En el caso boliviano y tomando en cuenta que este 2020 se prevé la reconstrucción total del poder político; puede considerarse instituir el debate en la normativa electoral (así como ocurrió con las Primarias) no solo presidencial sino también para aspirantes a las Gobernaciones y Alcaldías, bajo causal de inhabilitación inclusive ante la negativa o ausencia de candidatos.

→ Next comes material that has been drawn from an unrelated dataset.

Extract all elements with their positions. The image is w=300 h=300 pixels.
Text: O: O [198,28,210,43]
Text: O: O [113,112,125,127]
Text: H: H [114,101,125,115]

Esta incorporación legislativa debe fundarse a través de una “Comisión Biorgánica de Poder” que viabilice e institucionalice la tradición del debate electoral y sea el pueblo boliviano, que es quien delega su soberanía al poder cuando participa en el sufragio, que conozca las propuestas y opiniones de los candidatos más allá de la propaganda electoral.

Comparar, confrontar y rebatir ideas son la esencia de los debates presidenciales (al menos dos) que deben estructurarse para la consolidación de una cultura política, donde el control de calidad emerja de los propios gremios periodísticos para definir protagonistas en la conducción y/o moderación de los encuentros televisivos a transmitirse en cadena nacional y desde luego por redes sociales, que los formatos de preguntas sean propias de las expectativas del soberano, y que con las interactuaciones entre candidatos se conozca el dominio sobre sus proyectos de la administración de la “cosa pública” y su capacidad de liderazgo. 

Finalmente, si bien un debate presidencial no cambia masivamente la preferencia del votante le posibilita una mejor percepción electoral presidencial al considerar su cambio o no de preferencia, tomar postura final en caso de los indecisos o reafirmarse con su candidatura. Este ejercicio democrático permitirá asistir a las urnas con un voto más informado.